Les gens que j’ai connu n’ont plus la même gueule. Tous ceux que je connaissais de près ou de loin au collège ou au lycée, ceux-là ont même parfois des gosses maintenant. Et c’est les mêmes qui, en 2008, terminaient encore leurs phrases par “ :hap: “ ou “ : noël: “. Vous vous souvenez de ces noëlistes ?
Des gens avec qui je jouais aux cartes Pokémon sur les marches de l’entrée de mon bloc en 2004 sont même peut-être morts aujourd’hui. Et je vais briser un tabou, faut se l’avouer, mais personne n’a jamais utilisé les cartes énergie, on peut s’accorder là-dessus.
Je revois des figures qui appartiennent au passé, qui n’est pourtant pas si lointain, je n’ai pas 85 ans non plus, mais qui pourtant me semblent n’avoir existé que dans un rêve.
2020, les écoles sont peuplées de Lorenzo, Timéo, Ethan, Liam, de Léna, Lou, Lara et Giulia. C’est la fierté Italienne, aujourd’hui sous quarantaine. C’est la psychose actuelle, et les gens ne trouvent rien de plus intelligent à faire que de se ruer dans les magasins pour faire des réserves d’eau et de conserves comme si Kim Jong-Un était en train d’appuyer sur le bouton rouge avec sa bite.

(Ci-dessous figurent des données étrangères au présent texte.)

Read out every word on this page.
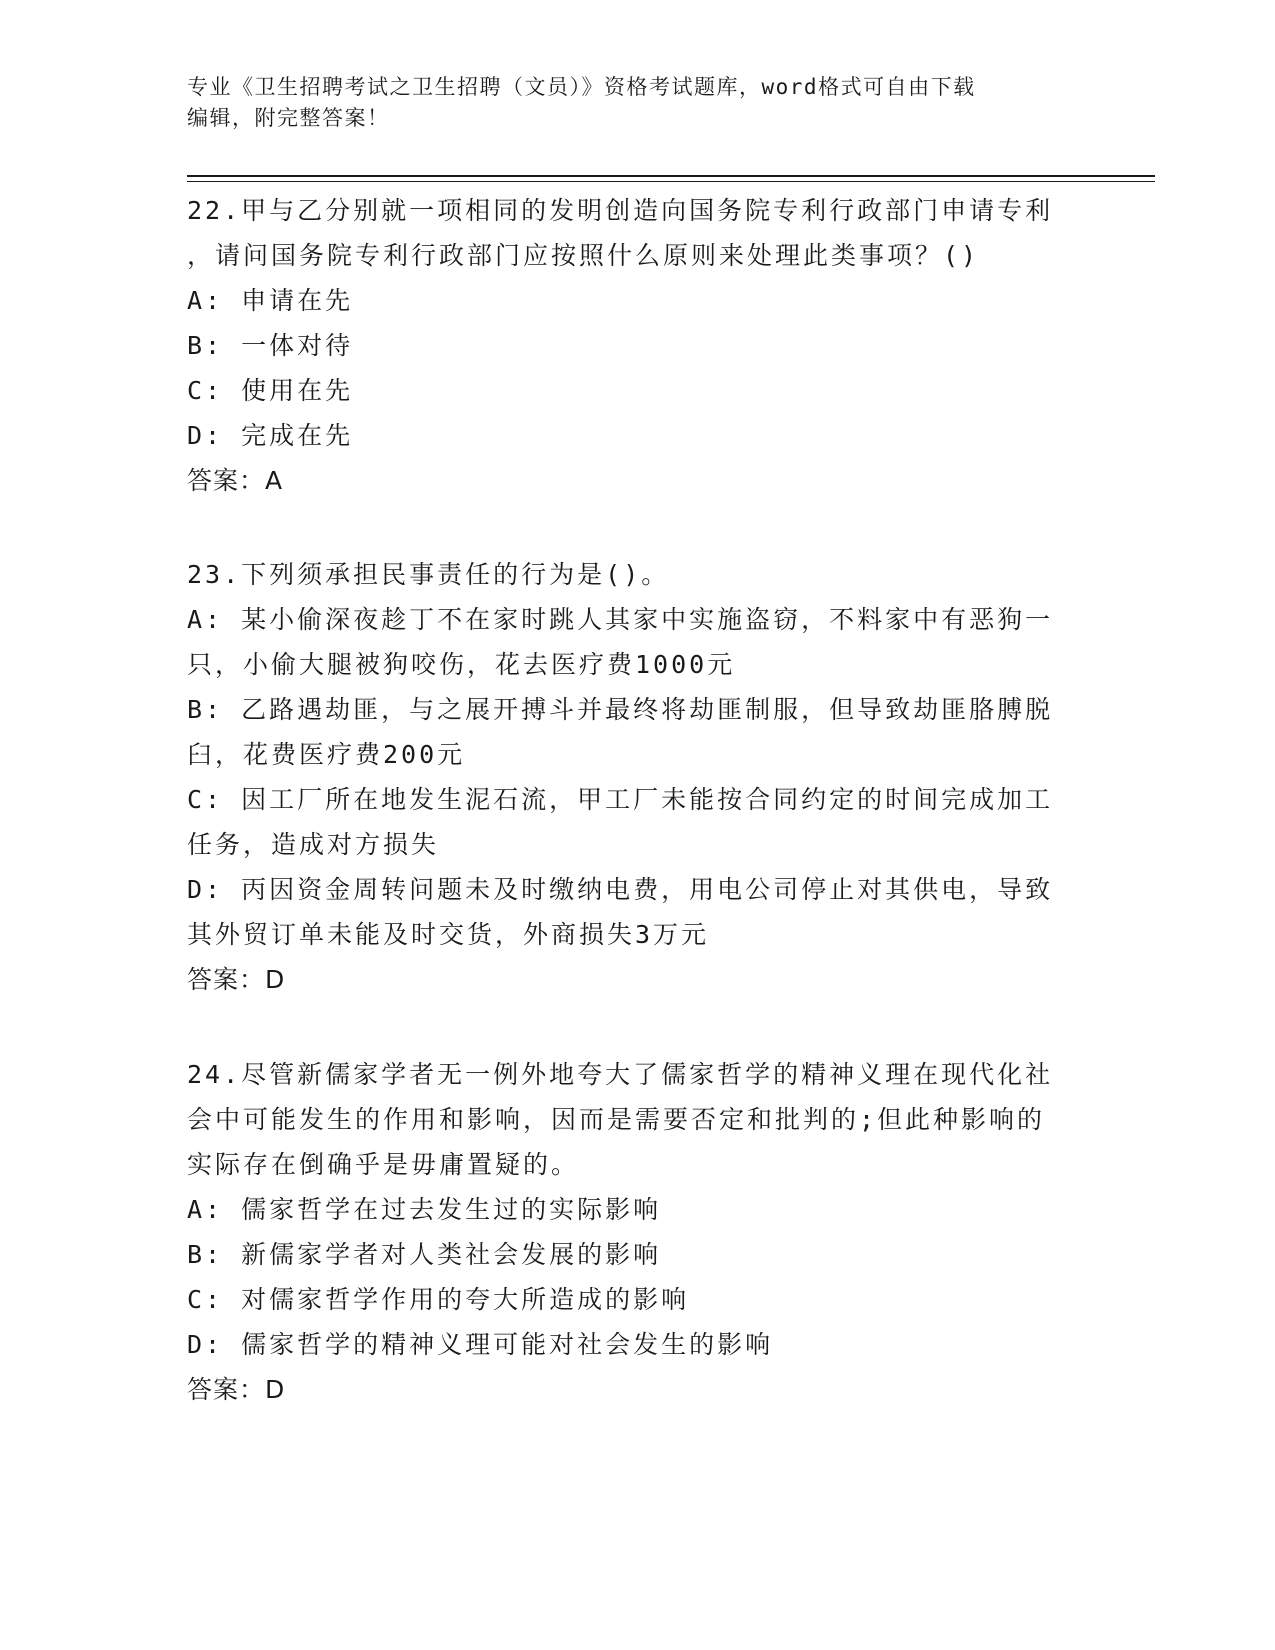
专业《卫生招聘考试之卫生招聘（文员）》资格考试题库，word格式可自由下载
编辑，附完整答案！

22.甲与乙分别就一项相同的发明创造向国务院专利行政部门申请专利

，请问国务院专利行政部门应按照什么原则来处理此类事项？()

A: 申请在先

B: 一体对待

C: 使用在先

D: 完成在先

答案：A

23.下列须承担民事责任的行为是()。

A: 某小偷深夜趁丁不在家时跳人其家中实施盗窃，不料家中有恶狗一

只，小偷大腿被狗咬伤，花去医疗费1000元

B: 乙路遇劫匪，与之展开搏斗并最终将劫匪制服，但导致劫匪胳膊脱

臼，花费医疗费200元

C: 因工厂所在地发生泥石流，甲工厂未能按合同约定的时间完成加工

任务，造成对方损失

D: 丙因资金周转问题未及时缴纳电费，用电公司停止对其供电，导致

其外贸订单未能及时交货，外商损失3万元

答案：D

24.尽管新儒家学者无一例外地夸大了儒家哲学的精神义理在现代化社

会中可能发生的作用和影响，因而是需要否定和批判的;但此种影响的

实际存在倒确乎是毋庸置疑的。

A: 儒家哲学在过去发生过的实际影响

B: 新儒家学者对人类社会发展的影响

C: 对儒家哲学作用的夸大所造成的影响

D: 儒家哲学的精神义理可能对社会发生的影响

答案：D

Je suis de plus en plus méfiant des temps qui courent mais ce n’est que mon point de vue. Peut-être qu’il existe encore des raisons de se réjouir de quoi que ce soit. Faire comme tout le monde, se contenter de son petit confort, de sa famille, du peu qu’on a, et de serrer les dents. C’est nos petites préoccupations individuelles qui nous détachent de tout le reste, qui prolongent notre hyper-sommeil. C’est une des raisons pour lesquelles un clignement de paupières semble faire défiler les décennies. Un jour tu te réveilles, lendemain de soirée, sous un évier, une casserole en inox en guise d’oreiller, frais et prêt à remettre ça le soir-même, et aujourd’hui même 24 heures plus tard tu vomis encore ta bile acide la tête dans les chiottes en implorant Dieu de te faire décuver plus vite.
Voilà, je n’avais plus écrit de billet de blog depuis presque 10 ans. Beaucoup de choses ont changé, beaucoup d’autres sont restées les mêmes.